Dear Pablo, I wanted to respond to your recent article, Therapy and Disclosure in a Hermetic Art World. The matters you discussed have been central to my life as an artist. Briefly, I practiced art therapy for 30 years in a children's psychiatric hospital. I have also been painting for over 50 years. My art practice has been guided by the belief (similarly suggested in your own article) that my paintings are a "tool of communication with [my] own self---and with others." I firmly believe that humans may have different experiences in the world, but the range and depth of emotional experience is very common to us all. Consequently, my work is about emotional truth (whether in narrative form or abstraction). The thread that connects all my work is emotion. Emotions are poorly represented by language, unless you are a poet or novelist and that is your art form. Yet, emotional language finds a natural home in color and paint application, or in narrative figuration (i.e. a renaissance crucifixtion). However, direct emotional expression is often held in contempt: I believe that this is an outgrowth and residue of our culture that places macho behavior at a premium. In any case, as you said and as it stands, "Betraying vulnerabilities would appear to be a way to admit weakness." Thank you for speaking out about this matter. I think that the 'hermetic' artworld stands to lose a great deal as the result of these biases. After all, an artist cannot be an honest conduit of raw emotion or deep struggle unless they actually experience it. In other words, how can an honest artist pretend to be distress free? I struggle with this question.

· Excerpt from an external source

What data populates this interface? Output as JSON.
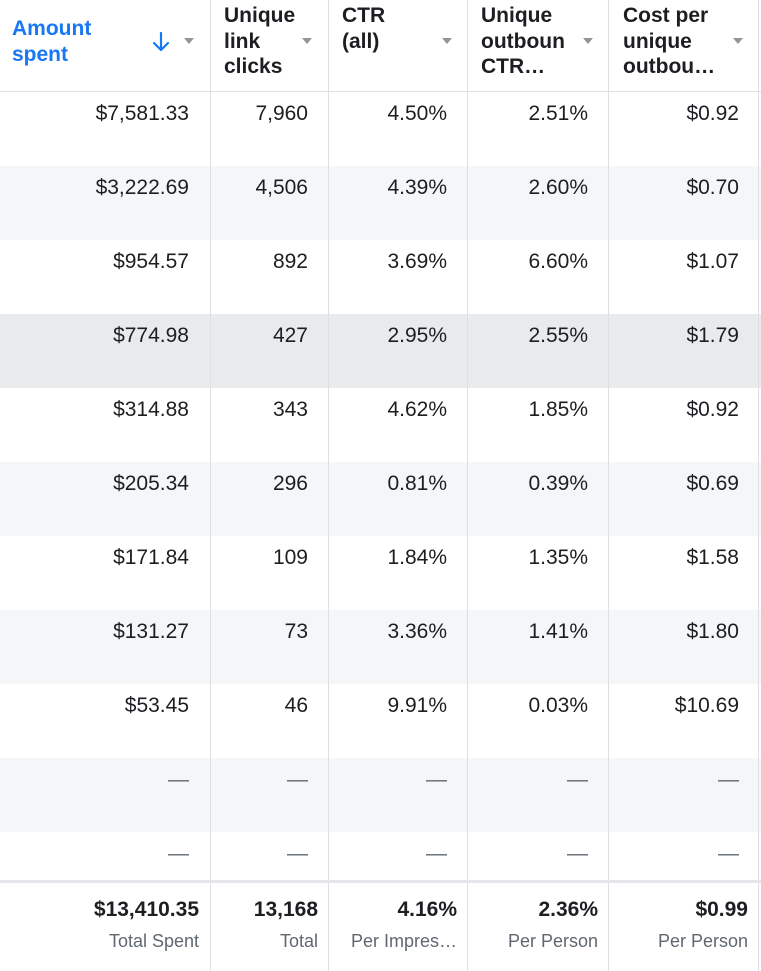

In any case, my art practice has been fulfilling to me by it's ability to enable me to find myself in the process of making art. My paintings may or may not be of interest to others. After all, who really cares about me as an individual. However, I believe that most of us experience a common thread of struggle over the course of our lives. If that struggle is mirrored in a work of art that transcends the individual, then that work of art is worthy of an audience--even if it is uncomfortable to witness.